MarkLogic in the Cloud

| | Comments (3) | TrackBacks (0)

Anyone who knows me or reads this blog regularly can tell you that I'm a totally sold on cloud computing. Recently, I wrote a little about MarkLogic, blogged about IaaS, and I got to thinking: MarkLogic should build an infrastructure service that runs in the Amazon's cloud, scales to Internet levels, and comes with a pay-per-use sales model.

MarkLogic's native XML database is proven, mature, and has been deployed to many companies with household names; however, they aren't cheap. They are competitively priced, but still prohibitively expensive for many companies. The product is licensed by CPU sockets (IIRC), and for a license to run on a one-CPU-socket machine is something like $10,000. That's a lot of zeros for small and medium businesses, especially when relational products that are trusted and better known like MySQL, PostgreSQL, and SQL Server are available at no cost or for pennies on the dollar compared to MarkLogic. Switching from a tried and true relational database to an unknown database product from a less known source sounds really risky to many purse-string holders. If MarkLogic provided its wares as a service that organizations could consume over the Internet on a pay-per-use basis, reluctant companies would be able to utilize MarkLogic's product in an actual program that goes to production, allowing naysayers to see that this alternative has a lot of benefits and that the risks are not as great as they fear.

As the software's creator, who better to create this infrastructure service? They have already used it to build a highly scalable and highly available system called MarkMail that is currently indexing and searching over 7,000 news groups. For example, they know the problems they had with caching and proxying caused by Squid which they used in their early release of the use group indexing service. They solved it, made it scale, and could do the same with a general purpose data storage service, I'm sure.

If you survey the landscape of infrastructure services running in the cloud today, you're choices are few. You have Amazon's SimpleDB, Microsoft's SQL Data Services (eventually), or Google's App Engine datastore. (There might be others, but I don't know of them.) These services all have different and proprietary interfaces. If MarkLogic were to create an alternative to these, its interface would be standard XQuery 1.0. I don't know about you, but I would find a standardized API more appealing from a business and development point of view. From the former perspective, it would assure me that I'm not writing code that is locking me into one vendor's service; from the later, it would allow me to use existing knowledge, libraries, and tools rather than forcing me to use what is provided by the vendors or forcing me to create my own.

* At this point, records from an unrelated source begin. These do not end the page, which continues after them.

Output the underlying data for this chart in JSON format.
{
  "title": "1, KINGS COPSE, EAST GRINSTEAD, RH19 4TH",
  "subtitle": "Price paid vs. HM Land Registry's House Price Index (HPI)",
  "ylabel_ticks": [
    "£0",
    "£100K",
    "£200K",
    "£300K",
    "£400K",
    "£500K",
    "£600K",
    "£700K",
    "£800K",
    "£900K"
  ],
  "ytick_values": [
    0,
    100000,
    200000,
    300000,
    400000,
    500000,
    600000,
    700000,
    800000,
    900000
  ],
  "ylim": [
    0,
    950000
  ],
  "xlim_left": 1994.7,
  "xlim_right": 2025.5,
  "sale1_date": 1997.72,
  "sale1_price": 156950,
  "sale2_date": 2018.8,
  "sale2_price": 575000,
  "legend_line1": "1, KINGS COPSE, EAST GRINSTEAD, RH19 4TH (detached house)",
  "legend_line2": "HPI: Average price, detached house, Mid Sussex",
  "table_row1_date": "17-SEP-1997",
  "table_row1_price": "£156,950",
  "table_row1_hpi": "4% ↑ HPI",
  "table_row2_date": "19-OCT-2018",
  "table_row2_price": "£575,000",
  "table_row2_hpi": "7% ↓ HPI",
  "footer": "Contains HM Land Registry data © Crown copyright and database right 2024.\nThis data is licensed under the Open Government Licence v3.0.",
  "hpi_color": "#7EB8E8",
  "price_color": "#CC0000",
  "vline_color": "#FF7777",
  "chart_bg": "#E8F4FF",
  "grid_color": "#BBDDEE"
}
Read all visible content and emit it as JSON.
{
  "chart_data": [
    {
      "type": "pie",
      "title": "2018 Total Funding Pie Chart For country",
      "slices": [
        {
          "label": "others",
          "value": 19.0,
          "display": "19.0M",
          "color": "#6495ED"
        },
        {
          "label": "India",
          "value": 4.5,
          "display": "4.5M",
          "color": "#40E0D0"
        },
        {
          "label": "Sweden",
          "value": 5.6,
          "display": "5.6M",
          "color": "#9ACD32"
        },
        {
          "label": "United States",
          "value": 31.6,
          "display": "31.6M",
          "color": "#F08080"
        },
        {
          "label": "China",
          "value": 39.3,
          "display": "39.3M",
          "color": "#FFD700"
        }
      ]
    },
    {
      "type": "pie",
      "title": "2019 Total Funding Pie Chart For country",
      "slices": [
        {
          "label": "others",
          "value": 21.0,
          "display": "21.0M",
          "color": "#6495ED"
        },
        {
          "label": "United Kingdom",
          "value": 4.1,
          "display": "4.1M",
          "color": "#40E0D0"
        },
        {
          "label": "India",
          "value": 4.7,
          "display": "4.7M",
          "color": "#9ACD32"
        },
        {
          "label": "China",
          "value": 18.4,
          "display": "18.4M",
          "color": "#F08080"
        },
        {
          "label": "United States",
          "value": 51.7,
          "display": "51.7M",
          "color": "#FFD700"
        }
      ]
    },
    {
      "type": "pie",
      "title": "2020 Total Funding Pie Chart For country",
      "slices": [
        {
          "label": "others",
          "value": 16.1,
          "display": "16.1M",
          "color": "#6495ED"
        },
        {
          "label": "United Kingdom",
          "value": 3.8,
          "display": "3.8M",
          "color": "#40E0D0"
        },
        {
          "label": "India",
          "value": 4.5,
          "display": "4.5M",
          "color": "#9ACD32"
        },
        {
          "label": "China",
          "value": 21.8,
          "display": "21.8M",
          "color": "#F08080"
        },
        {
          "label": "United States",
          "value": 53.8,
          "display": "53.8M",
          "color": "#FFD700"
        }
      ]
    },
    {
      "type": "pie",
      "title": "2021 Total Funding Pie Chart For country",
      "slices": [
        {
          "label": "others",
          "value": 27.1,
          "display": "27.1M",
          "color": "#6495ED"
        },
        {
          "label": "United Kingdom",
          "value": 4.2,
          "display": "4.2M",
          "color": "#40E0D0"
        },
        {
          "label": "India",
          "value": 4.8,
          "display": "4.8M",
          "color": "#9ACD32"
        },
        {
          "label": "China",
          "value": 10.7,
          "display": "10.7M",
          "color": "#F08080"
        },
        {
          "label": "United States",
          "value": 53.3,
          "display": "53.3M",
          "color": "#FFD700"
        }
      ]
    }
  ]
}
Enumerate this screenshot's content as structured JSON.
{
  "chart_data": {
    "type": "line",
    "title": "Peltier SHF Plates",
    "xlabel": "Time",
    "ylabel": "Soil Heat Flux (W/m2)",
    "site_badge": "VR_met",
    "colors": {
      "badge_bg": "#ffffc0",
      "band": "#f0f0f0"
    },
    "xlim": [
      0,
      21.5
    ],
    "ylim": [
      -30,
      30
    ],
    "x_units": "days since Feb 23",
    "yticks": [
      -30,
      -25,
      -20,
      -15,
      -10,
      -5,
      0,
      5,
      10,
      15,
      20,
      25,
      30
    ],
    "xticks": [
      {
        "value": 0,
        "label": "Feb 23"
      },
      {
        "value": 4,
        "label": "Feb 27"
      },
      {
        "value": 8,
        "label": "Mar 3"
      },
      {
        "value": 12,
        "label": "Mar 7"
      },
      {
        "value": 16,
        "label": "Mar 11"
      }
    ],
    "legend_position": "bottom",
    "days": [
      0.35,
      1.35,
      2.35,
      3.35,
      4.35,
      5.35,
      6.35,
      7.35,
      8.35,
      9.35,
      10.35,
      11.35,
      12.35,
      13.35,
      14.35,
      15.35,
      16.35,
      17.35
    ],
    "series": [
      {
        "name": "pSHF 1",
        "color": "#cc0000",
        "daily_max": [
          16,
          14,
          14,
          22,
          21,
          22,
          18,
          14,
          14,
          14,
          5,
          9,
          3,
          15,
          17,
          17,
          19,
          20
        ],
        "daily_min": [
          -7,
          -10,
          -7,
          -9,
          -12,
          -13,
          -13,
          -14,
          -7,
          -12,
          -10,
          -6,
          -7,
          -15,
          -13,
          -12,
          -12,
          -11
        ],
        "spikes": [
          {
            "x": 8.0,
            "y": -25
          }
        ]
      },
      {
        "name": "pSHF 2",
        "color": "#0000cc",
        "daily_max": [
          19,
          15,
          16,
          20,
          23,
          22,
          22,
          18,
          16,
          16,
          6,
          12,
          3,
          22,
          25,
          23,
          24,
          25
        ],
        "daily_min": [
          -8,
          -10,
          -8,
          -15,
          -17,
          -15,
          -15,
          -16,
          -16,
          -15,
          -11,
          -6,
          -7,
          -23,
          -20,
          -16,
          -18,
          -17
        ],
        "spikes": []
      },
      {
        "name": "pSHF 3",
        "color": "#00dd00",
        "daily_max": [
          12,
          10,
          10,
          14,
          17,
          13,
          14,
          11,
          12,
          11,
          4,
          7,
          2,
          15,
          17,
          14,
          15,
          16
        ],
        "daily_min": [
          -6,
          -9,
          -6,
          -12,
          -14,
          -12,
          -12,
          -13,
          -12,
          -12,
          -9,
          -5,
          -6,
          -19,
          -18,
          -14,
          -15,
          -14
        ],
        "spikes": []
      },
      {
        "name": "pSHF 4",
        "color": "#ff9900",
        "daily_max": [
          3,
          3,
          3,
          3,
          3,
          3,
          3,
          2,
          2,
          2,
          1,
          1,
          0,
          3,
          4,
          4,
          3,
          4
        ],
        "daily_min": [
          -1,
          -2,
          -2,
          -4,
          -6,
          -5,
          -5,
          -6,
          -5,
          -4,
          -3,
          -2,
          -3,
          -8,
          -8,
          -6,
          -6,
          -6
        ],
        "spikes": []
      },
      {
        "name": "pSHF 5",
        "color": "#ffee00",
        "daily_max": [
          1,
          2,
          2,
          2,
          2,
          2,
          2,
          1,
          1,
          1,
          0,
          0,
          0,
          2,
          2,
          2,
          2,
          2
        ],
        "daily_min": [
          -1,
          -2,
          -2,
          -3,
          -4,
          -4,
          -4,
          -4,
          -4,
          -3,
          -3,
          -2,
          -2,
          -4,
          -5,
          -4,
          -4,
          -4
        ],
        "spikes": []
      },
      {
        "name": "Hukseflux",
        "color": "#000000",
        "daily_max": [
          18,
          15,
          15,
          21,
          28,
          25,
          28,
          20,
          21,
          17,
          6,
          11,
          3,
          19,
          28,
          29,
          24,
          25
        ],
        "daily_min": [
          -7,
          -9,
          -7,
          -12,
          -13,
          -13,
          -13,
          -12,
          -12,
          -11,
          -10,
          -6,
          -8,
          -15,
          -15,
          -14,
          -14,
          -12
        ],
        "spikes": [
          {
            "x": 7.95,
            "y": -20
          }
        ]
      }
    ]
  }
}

Considering some of the recent partnerships that MarkLogic's competitors IBM and Oracle have made with Amazon, I wonder if MarkLogic can afford not to, at the very least, offer a cloud-compatible license and a pricing model that allows for elastic scalability. While this would be a great first step, I'm convinced that a full blown data storage service would be adopted by many companies trying to store large amounts of semi-structured content with Internet-sized demands. If MarkLogic does go after this market, running it in Amazon's cloud rather than someone else's would be beneficial to others running in Amazon's data centers because the transfer rate of data sent within their private network is free. If MarkLogic does not provide a data storage service that is powered by a native XML datastore, supports a standardized query interface, scales to Internet levels, and is highly available, redundant, and performant, then someone else should using an open source alternative. I would be very interested in such a service regardless of who provides it.